Catalogue > Un extrait vidéo au hasard

Dimitri Venkov

Krisis

Doc. expérimental | 4k | couleur | 32:26 | Russie | 2016

The video Krisis is a reenactment of a facebook discussion among Russian and Ukrainian artists, which took place in December 2013 upon the tear-down of the statue of Lenin in Kiev during the early stages of the Maidan protests. The discussion unfolds at a pivoting point in modern history. In fact, it occurs at the very moment when History bursts into the scene as a force surpassing individual actors and dragging them into its course in an indefinite capacity somewhere between that of a witness and participant. Krisis should also be understood here as trial or judgment, where twelve jurors debate the meaning of the historical event but fail to pass a verdict.

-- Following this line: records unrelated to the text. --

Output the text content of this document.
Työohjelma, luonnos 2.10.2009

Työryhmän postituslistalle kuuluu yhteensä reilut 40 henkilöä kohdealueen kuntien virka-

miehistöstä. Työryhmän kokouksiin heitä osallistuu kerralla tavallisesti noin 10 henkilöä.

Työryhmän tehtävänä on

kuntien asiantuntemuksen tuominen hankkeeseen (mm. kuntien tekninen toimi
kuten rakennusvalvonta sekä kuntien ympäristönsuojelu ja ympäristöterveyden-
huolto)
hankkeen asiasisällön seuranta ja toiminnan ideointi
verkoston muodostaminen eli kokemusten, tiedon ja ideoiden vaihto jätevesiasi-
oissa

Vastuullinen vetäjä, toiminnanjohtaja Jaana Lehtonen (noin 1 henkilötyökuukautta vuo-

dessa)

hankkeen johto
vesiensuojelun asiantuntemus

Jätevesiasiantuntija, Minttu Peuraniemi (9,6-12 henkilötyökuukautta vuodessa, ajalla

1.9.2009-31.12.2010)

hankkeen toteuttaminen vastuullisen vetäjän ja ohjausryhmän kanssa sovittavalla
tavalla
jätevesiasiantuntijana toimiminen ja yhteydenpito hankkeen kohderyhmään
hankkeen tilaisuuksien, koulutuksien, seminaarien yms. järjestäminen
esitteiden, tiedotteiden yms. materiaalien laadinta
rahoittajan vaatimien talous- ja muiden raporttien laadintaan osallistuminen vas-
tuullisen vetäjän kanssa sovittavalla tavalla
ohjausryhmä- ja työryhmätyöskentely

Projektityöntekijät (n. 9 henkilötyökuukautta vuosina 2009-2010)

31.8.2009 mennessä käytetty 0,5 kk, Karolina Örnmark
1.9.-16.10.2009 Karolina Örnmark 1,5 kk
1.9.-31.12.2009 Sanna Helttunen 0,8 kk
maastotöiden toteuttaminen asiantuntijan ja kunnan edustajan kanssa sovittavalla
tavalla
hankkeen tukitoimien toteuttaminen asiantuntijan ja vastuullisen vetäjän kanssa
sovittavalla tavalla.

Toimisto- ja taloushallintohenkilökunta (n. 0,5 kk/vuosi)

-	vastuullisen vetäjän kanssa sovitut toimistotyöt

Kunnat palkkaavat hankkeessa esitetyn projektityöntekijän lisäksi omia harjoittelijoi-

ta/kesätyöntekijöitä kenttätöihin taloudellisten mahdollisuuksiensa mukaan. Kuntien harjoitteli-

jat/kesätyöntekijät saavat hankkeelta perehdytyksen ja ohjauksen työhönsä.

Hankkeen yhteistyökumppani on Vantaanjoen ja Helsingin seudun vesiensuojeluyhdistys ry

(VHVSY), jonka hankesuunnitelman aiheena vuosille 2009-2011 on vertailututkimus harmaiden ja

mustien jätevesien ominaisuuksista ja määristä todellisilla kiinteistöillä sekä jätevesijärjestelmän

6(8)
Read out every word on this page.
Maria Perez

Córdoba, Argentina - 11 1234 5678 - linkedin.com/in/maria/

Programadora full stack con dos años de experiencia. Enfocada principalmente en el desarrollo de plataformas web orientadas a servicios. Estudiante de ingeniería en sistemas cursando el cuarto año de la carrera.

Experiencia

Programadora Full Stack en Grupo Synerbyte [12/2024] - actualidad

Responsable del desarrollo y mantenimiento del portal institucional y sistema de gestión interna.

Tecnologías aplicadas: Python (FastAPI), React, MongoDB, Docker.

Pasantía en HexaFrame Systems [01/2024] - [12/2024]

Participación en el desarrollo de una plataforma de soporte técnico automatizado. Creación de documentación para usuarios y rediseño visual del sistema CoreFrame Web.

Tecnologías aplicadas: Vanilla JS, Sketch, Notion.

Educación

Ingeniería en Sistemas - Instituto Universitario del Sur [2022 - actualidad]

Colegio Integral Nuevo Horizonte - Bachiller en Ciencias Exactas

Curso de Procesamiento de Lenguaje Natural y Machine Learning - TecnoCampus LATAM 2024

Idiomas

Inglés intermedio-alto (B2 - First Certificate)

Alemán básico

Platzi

Just as with Pilate’s judgment of Jesus, the decision is not reached and the trial takes on “a continuous and implacable course, an incessant passing and progress through time.” The historical crisis is bound to last like trauma in psychoanalysis: separated from its original context, it reappears in pathological forms in every sphere and at every moment. Structurally and thematically it is a remake of the Sidney Lumet film “Twelve Angry Men.” This classic is an idealized image of the American democracy based on inclusiveness. In the film Krisis the situation is reversed: although the characters belong to the same circle or community, their positions are irreconcilable and mutually exclusive thus making a compromise impossible. There is no way out of this argument but to split apart. The film Krisis plays out a metaphor of a society divided by history, politics, and aesthetics. New challenges further polarize it and augment its internal contradictions revealing a crisis as a state of imminent threat that the society presents for itself.

Dimitri Venkov (born 1980) is a video artist and filmmaker working across art, film, and academic institutional contexts. His works have been presented at Vth Moscow Biennale, First Bergen Assembly, Hayward Gallery, Kino der Kunst, Documenta 14,Oberhausen and Moscow Film Festivals, and others. In 2012 he received the Young Artist Kandinsky Prize for his film Mad Mimes. He was nominated for the Moscow Innovation Prize and St. Petersburg Kuryokhin Prize. Dimitri is a professor of videoart at Moscow Rodchenko School of Photography and Multimedia and has lectured at Yale University, Moscow State University, Moscow Art and Multimedia Museum.